TPO celebrates Boys in Blue


On Jan. 16, the Trinity Parent’s Organization held a luncheon for the Boys in Blue to give thanks to the members of the maintenance department. While monitoring air conditioning and flipping fuses may not be the first thing that comes to mind when thinking about the school, these tasks are an integral part of keeping Trinity Prep running. The Boys in Blue are and always have been just the men for the job.

“Trinity Parent’s Organization, recognizing the importance of the department and appreciating how helpful the department members are for the smooth operation of the school, prepare this special luncheon each year,” Headmaster Craig Maughan said.

The Miles Room was filled with lunchmeats, vegetables and cakes as the five Boys in Blue discussed recent work and made friendly conversation between posing for photos and videos. The added bonus of having some time off from work brightened multiple spirits. Lane Epps, Director of Parent Relations, briefly came in to thank them and take pictures.

Since Trinity was founded in 1968, the Boys in Blue have helped maintain the school. Originally one man was tasked with everything from mowing all the grass on campus to doing everyday tasks such as electric work. Eventually another staff member was added to ease the workload.

“When I first came to the school in 1993, we had two people in the department, one who handled all of the repairs and one who handled all of the grounds work,” Maughan said. “They were called the ‘Boys in Blue’ because they always wore blue work shirts.”

The team eventually grew to the five staff that make up the department today. Each Boy in Blue has a specific area of expertise. Lou Garcia maintains the air conditioning, and he is department head for the maintainance staff. Justin Mahler serves as Trinity’s electrician, and Robert Selfridge specializes in carpentry.

In addition, John Milander does much of the grounds work, and Mitchell Shulich assists in priority jobs or wherever needed.

Before coming to Trinity, Garcia worked at the National Cathedral in Washington, D.C. He was part of the maintenance staff that cared for the building.

This was no small job, as the National Cathedral is the sixth largest cathedral in the world. After moving to Florida, Garcia found an open position for the Boys in Blue.

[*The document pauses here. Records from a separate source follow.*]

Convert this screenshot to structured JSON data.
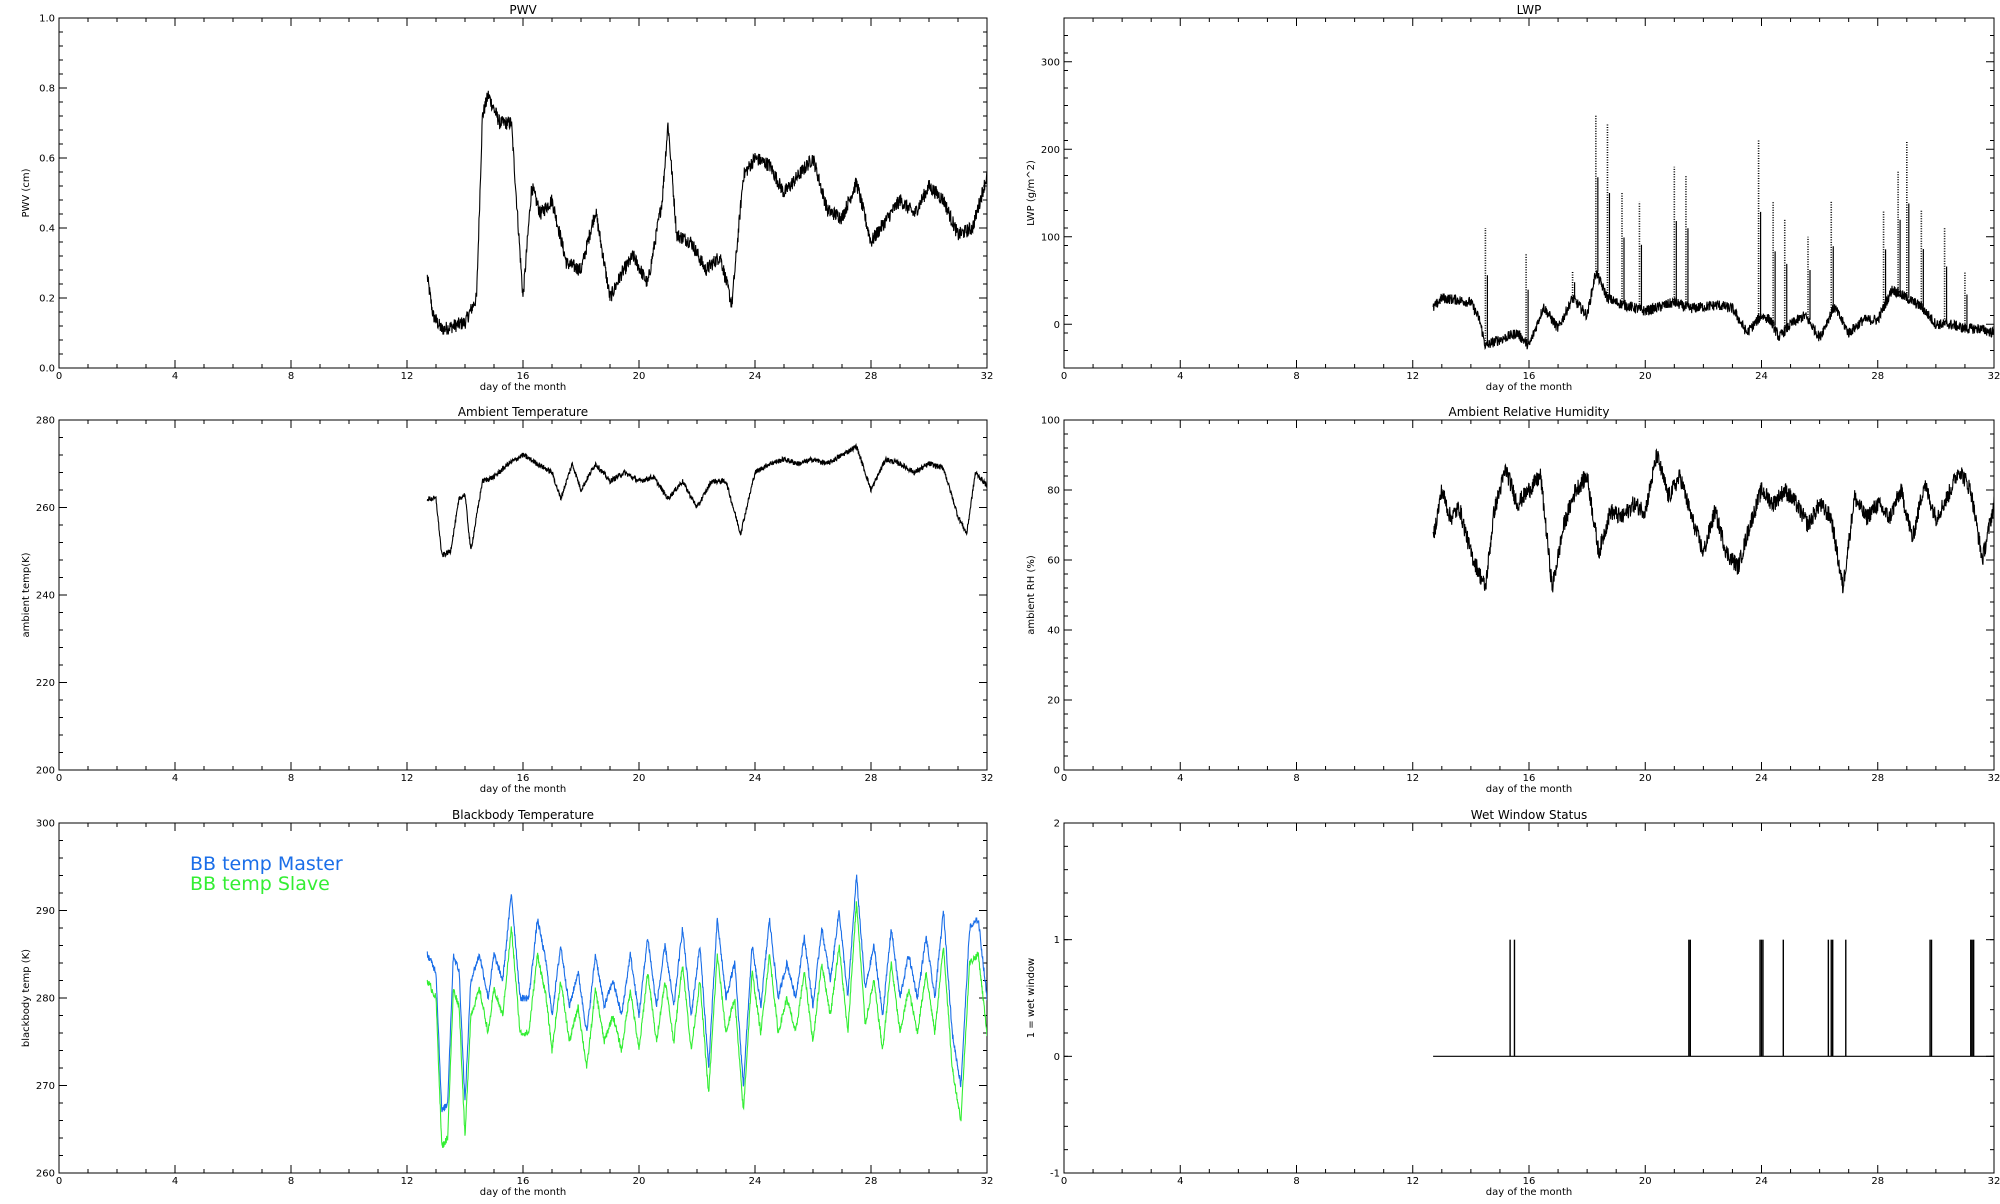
{
  "chart_data": [
    {
      "id": "pwv",
      "type": "line",
      "title": "PWV",
      "xlabel": "day of the month",
      "ylabel": "PWV (cm)",
      "xlim": [
        0,
        32
      ],
      "ylim": [
        0,
        1
      ],
      "xticks": [
        0,
        4,
        8,
        12,
        16,
        20,
        24,
        28,
        32
      ],
      "yticks": [
        0.0,
        0.2,
        0.4,
        0.6,
        0.8,
        1.0
      ],
      "ytick_labels": [
        "0.0",
        "0.2",
        "0.4",
        "0.6",
        "0.8",
        "1.0"
      ],
      "grid": false,
      "series": [
        {
          "color": "#000000",
          "noise": 0.02,
          "x": [
            12.7,
            12.9,
            13.2,
            13.6,
            14.0,
            14.4,
            14.6,
            14.8,
            15.2,
            15.6,
            16.0,
            16.3,
            16.6,
            17.0,
            17.5,
            18.0,
            18.5,
            19.0,
            19.4,
            19.8,
            20.3,
            20.8,
            21.0,
            21.3,
            21.8,
            22.3,
            22.8,
            23.2,
            23.6,
            24.0,
            24.5,
            25.0,
            25.5,
            26.0,
            26.5,
            27.0,
            27.5,
            28.0,
            28.5,
            29.0,
            29.5,
            30.0,
            30.5,
            31.0,
            31.5,
            32.0
          ],
          "y": [
            0.26,
            0.15,
            0.11,
            0.12,
            0.13,
            0.2,
            0.72,
            0.78,
            0.7,
            0.7,
            0.2,
            0.52,
            0.44,
            0.48,
            0.3,
            0.28,
            0.45,
            0.2,
            0.27,
            0.32,
            0.24,
            0.48,
            0.7,
            0.38,
            0.36,
            0.28,
            0.32,
            0.18,
            0.55,
            0.6,
            0.58,
            0.5,
            0.55,
            0.6,
            0.45,
            0.43,
            0.53,
            0.36,
            0.42,
            0.48,
            0.44,
            0.52,
            0.48,
            0.38,
            0.4,
            0.55
          ]
        }
      ]
    },
    {
      "id": "lwp",
      "type": "line",
      "title": "LWP",
      "xlabel": "day of the month",
      "ylabel": "LWP (g/m^2)",
      "xlim": [
        0,
        32
      ],
      "ylim": [
        -50,
        350
      ],
      "xticks": [
        0,
        4,
        8,
        12,
        16,
        20,
        24,
        28,
        32
      ],
      "yticks": [
        0,
        100,
        200,
        300
      ],
      "ytick_labels": [
        "0",
        "100",
        "200",
        "300"
      ],
      "grid": false,
      "series": [
        {
          "color": "#000000",
          "noise": 6,
          "x": [
            12.7,
            13.0,
            13.5,
            14.0,
            14.3,
            14.5,
            14.8,
            15.2,
            15.6,
            16.0,
            16.5,
            17.0,
            17.5,
            18.0,
            18.3,
            18.5,
            18.7,
            19.0,
            19.5,
            20.0,
            20.5,
            21.0,
            21.5,
            22.0,
            22.5,
            23.0,
            23.5,
            24.0,
            24.3,
            24.6,
            25.0,
            25.5,
            26.0,
            26.5,
            27.0,
            27.5,
            28.0,
            28.5,
            29.0,
            29.5,
            30.0,
            30.5,
            31.0,
            31.5,
            32.0
          ],
          "y": [
            18,
            30,
            28,
            25,
            5,
            -25,
            -20,
            -15,
            -10,
            -25,
            20,
            -5,
            30,
            10,
            60,
            45,
            30,
            25,
            20,
            15,
            20,
            25,
            18,
            20,
            22,
            18,
            -10,
            10,
            5,
            -15,
            0,
            10,
            -15,
            20,
            -10,
            5,
            5,
            40,
            30,
            20,
            0,
            0,
            -5,
            -5,
            -10
          ]
        }
      ],
      "spikes": [
        {
          "x": 14.5,
          "y": 110
        },
        {
          "x": 15.9,
          "y": 80
        },
        {
          "x": 17.5,
          "y": 60
        },
        {
          "x": 18.3,
          "y": 240
        },
        {
          "x": 18.7,
          "y": 230
        },
        {
          "x": 19.2,
          "y": 150
        },
        {
          "x": 19.8,
          "y": 140
        },
        {
          "x": 21.0,
          "y": 180
        },
        {
          "x": 21.4,
          "y": 170
        },
        {
          "x": 23.9,
          "y": 210
        },
        {
          "x": 24.4,
          "y": 140
        },
        {
          "x": 24.8,
          "y": 120
        },
        {
          "x": 25.6,
          "y": 100
        },
        {
          "x": 26.4,
          "y": 140
        },
        {
          "x": 28.2,
          "y": 130
        },
        {
          "x": 28.7,
          "y": 175
        },
        {
          "x": 29.0,
          "y": 210
        },
        {
          "x": 29.5,
          "y": 130
        },
        {
          "x": 30.3,
          "y": 110
        },
        {
          "x": 31.0,
          "y": 60
        }
      ]
    },
    {
      "id": "temp",
      "type": "line",
      "title": "Ambient Temperature",
      "xlabel": "day of the month",
      "ylabel": "ambient temp(K)",
      "xlim": [
        0,
        32
      ],
      "ylim": [
        200,
        280
      ],
      "xticks": [
        0,
        4,
        8,
        12,
        16,
        20,
        24,
        28,
        32
      ],
      "yticks": [
        200,
        220,
        240,
        260,
        280
      ],
      "ytick_labels": [
        "200",
        "220",
        "240",
        "260",
        "280"
      ],
      "grid": false,
      "series": [
        {
          "color": "#000000",
          "noise": 0.6,
          "x": [
            12.7,
            13.0,
            13.2,
            13.5,
            13.8,
            14.0,
            14.2,
            14.6,
            15.0,
            15.5,
            16.0,
            16.5,
            17.0,
            17.3,
            17.7,
            18.0,
            18.5,
            19.0,
            19.5,
            20.0,
            20.5,
            21.0,
            21.5,
            22.0,
            22.5,
            23.0,
            23.5,
            24.0,
            24.5,
            25.0,
            25.5,
            26.0,
            26.5,
            27.0,
            27.5,
            28.0,
            28.5,
            29.0,
            29.5,
            30.0,
            30.5,
            31.0,
            31.3,
            31.6,
            32.0
          ],
          "y": [
            262,
            262,
            249,
            250,
            262,
            263,
            250,
            266,
            267,
            270,
            272,
            270,
            268,
            262,
            270,
            264,
            270,
            266,
            268,
            266,
            267,
            262,
            266,
            260,
            266,
            266,
            254,
            268,
            270,
            271,
            270,
            271,
            270,
            272,
            274,
            264,
            271,
            270,
            268,
            270,
            269,
            258,
            254,
            268,
            265
          ]
        }
      ]
    },
    {
      "id": "rh",
      "type": "line",
      "title": "Ambient Relative Humidity",
      "xlabel": "day of the month",
      "ylabel": "ambient RH (%)",
      "xlim": [
        0,
        32
      ],
      "ylim": [
        0,
        100
      ],
      "xticks": [
        0,
        4,
        8,
        12,
        16,
        20,
        24,
        28,
        32
      ],
      "yticks": [
        0,
        20,
        40,
        60,
        80,
        100
      ],
      "ytick_labels": [
        "0",
        "20",
        "40",
        "60",
        "80",
        "100"
      ],
      "grid": false,
      "series": [
        {
          "color": "#000000",
          "noise": 2.5,
          "x": [
            12.7,
            13.0,
            13.3,
            13.6,
            14.0,
            14.5,
            14.8,
            15.2,
            15.6,
            16.0,
            16.4,
            16.8,
            17.2,
            17.6,
            18.0,
            18.4,
            18.8,
            19.2,
            19.6,
            20.0,
            20.4,
            20.8,
            21.2,
            21.6,
            22.0,
            22.4,
            22.8,
            23.2,
            23.6,
            24.0,
            24.4,
            24.8,
            25.2,
            25.6,
            26.0,
            26.4,
            26.8,
            27.2,
            27.6,
            28.0,
            28.4,
            28.8,
            29.2,
            29.6,
            30.0,
            30.4,
            30.8,
            31.2,
            31.6,
            32.0
          ],
          "y": [
            66,
            80,
            72,
            75,
            62,
            52,
            74,
            86,
            76,
            80,
            84,
            52,
            70,
            80,
            84,
            62,
            74,
            72,
            76,
            74,
            90,
            78,
            84,
            72,
            62,
            74,
            62,
            58,
            70,
            80,
            76,
            80,
            76,
            70,
            76,
            72,
            52,
            78,
            72,
            76,
            72,
            80,
            66,
            82,
            72,
            78,
            86,
            80,
            60,
            76
          ]
        }
      ]
    },
    {
      "id": "bb",
      "type": "line",
      "title": "Blackbody Temperature",
      "xlabel": "day of the month",
      "ylabel": "blackbody temp (K)",
      "xlim": [
        0,
        32
      ],
      "ylim": [
        260,
        300
      ],
      "xticks": [
        0,
        4,
        8,
        12,
        16,
        20,
        24,
        28,
        32
      ],
      "yticks": [
        260,
        270,
        280,
        290,
        300
      ],
      "ytick_labels": [
        "260",
        "270",
        "280",
        "290",
        "300"
      ],
      "grid": false,
      "legend": "top-left",
      "series": [
        {
          "name": "BB temp Master",
          "color": "#1a6ee8",
          "noise": 0.4,
          "x": [
            12.7,
            13.0,
            13.2,
            13.4,
            13.6,
            13.8,
            14.0,
            14.2,
            14.5,
            14.8,
            15.0,
            15.3,
            15.6,
            15.9,
            16.2,
            16.5,
            16.8,
            17.0,
            17.3,
            17.6,
            17.9,
            18.2,
            18.5,
            18.8,
            19.1,
            19.4,
            19.7,
            20.0,
            20.3,
            20.6,
            20.9,
            21.2,
            21.5,
            21.8,
            22.1,
            22.4,
            22.7,
            23.0,
            23.3,
            23.6,
            23.9,
            24.2,
            24.5,
            24.8,
            25.1,
            25.4,
            25.7,
            26.0,
            26.3,
            26.6,
            26.9,
            27.2,
            27.5,
            27.8,
            28.1,
            28.4,
            28.7,
            29.0,
            29.3,
            29.6,
            29.9,
            30.2,
            30.5,
            30.8,
            31.1,
            31.4,
            31.7,
            32.0
          ],
          "y": [
            285,
            283,
            267,
            268,
            285,
            283,
            268,
            282,
            285,
            280,
            285,
            282,
            292,
            280,
            280,
            289,
            284,
            278,
            286,
            279,
            283,
            276,
            285,
            279,
            282,
            278,
            285,
            278,
            287,
            279,
            286,
            279,
            288,
            278,
            286,
            272,
            289,
            280,
            284,
            270,
            286,
            279,
            289,
            280,
            284,
            280,
            287,
            279,
            288,
            282,
            290,
            280,
            294,
            281,
            286,
            278,
            288,
            280,
            285,
            280,
            287,
            280,
            290,
            276,
            270,
            288,
            289,
            280
          ]
        },
        {
          "name": "BB temp Slave",
          "color": "#33ee33",
          "noise": 0.4,
          "x": [
            12.7,
            13.0,
            13.2,
            13.4,
            13.6,
            13.8,
            14.0,
            14.2,
            14.5,
            14.8,
            15.0,
            15.3,
            15.6,
            15.9,
            16.2,
            16.5,
            16.8,
            17.0,
            17.3,
            17.6,
            17.9,
            18.2,
            18.5,
            18.8,
            19.1,
            19.4,
            19.7,
            20.0,
            20.3,
            20.6,
            20.9,
            21.2,
            21.5,
            21.8,
            22.1,
            22.4,
            22.7,
            23.0,
            23.3,
            23.6,
            23.9,
            24.2,
            24.5,
            24.8,
            25.1,
            25.4,
            25.7,
            26.0,
            26.3,
            26.6,
            26.9,
            27.2,
            27.5,
            27.8,
            28.1,
            28.4,
            28.7,
            29.0,
            29.3,
            29.6,
            29.9,
            30.2,
            30.5,
            30.8,
            31.1,
            31.4,
            31.7,
            32.0
          ],
          "y": [
            282,
            280,
            263,
            264,
            281,
            279,
            264,
            278,
            281,
            276,
            281,
            278,
            288,
            276,
            276,
            285,
            280,
            274,
            282,
            275,
            279,
            272,
            281,
            275,
            278,
            274,
            281,
            274,
            283,
            275,
            282,
            275,
            284,
            274,
            282,
            269,
            285,
            276,
            280,
            267,
            283,
            276,
            285,
            276,
            280,
            276,
            283,
            275,
            284,
            278,
            286,
            276,
            291,
            277,
            282,
            274,
            284,
            276,
            281,
            276,
            283,
            276,
            286,
            272,
            266,
            284,
            285,
            276
          ]
        }
      ]
    },
    {
      "id": "wet",
      "type": "line",
      "title": "Wet Window Status",
      "xlabel": "day of the month",
      "ylabel": "1 = wet window",
      "xlim": [
        0,
        32
      ],
      "ylim": [
        -1,
        2
      ],
      "xticks": [
        0,
        4,
        8,
        12,
        16,
        20,
        24,
        28,
        32
      ],
      "yticks": [
        -1,
        0,
        1,
        2
      ],
      "ytick_labels": [
        "-1",
        "0",
        "1",
        "2"
      ],
      "grid": false,
      "baseline": {
        "x": [
          12.7,
          32.0
        ],
        "y": 0
      },
      "pulses": [
        15.35,
        15.5,
        21.5,
        21.55,
        23.95,
        24.0,
        24.05,
        24.75,
        26.3,
        26.4,
        26.45,
        26.9,
        29.8,
        29.85,
        31.2,
        31.25,
        31.3
      ]
    }
  ]
}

Today, his role has expanded to make him head of the Maintenance Department. He is more involved with students, parents and teachers than ever. In addition, Garcia prioritizes what unfinished jobs need to get done from the previous days.

“[My favorite part of the job is] not knowing what’s going to happen on a day-to-day basis,” Garcia said. “While it could be a little scary, it keeps you honest and makes your job interesting.”

In the past, Garcia has had to fix flat tires for stranded students, jump-start stalled cars and rescue turtles.

“I love that we get a lot of time to spend outdoors, especially in Florida,” Selfridge said.

The Boys in Blue have also served an important role in the construction of the new Brokaw Hall. Although they aren’t wearing hardhats, they act as consultants to the construction company. If any questions arise about potential problems, such as the classroom layout or appliances and lighting, the Boys in Blue offer advice at weekly meetings.

The Boys in Blue have always shown that they provide a pivotal backbone for the advancement of the school.

Along with keeping Trinity Prep functioning, they provide a perfect example to students on how to be a great member of the Trinity family.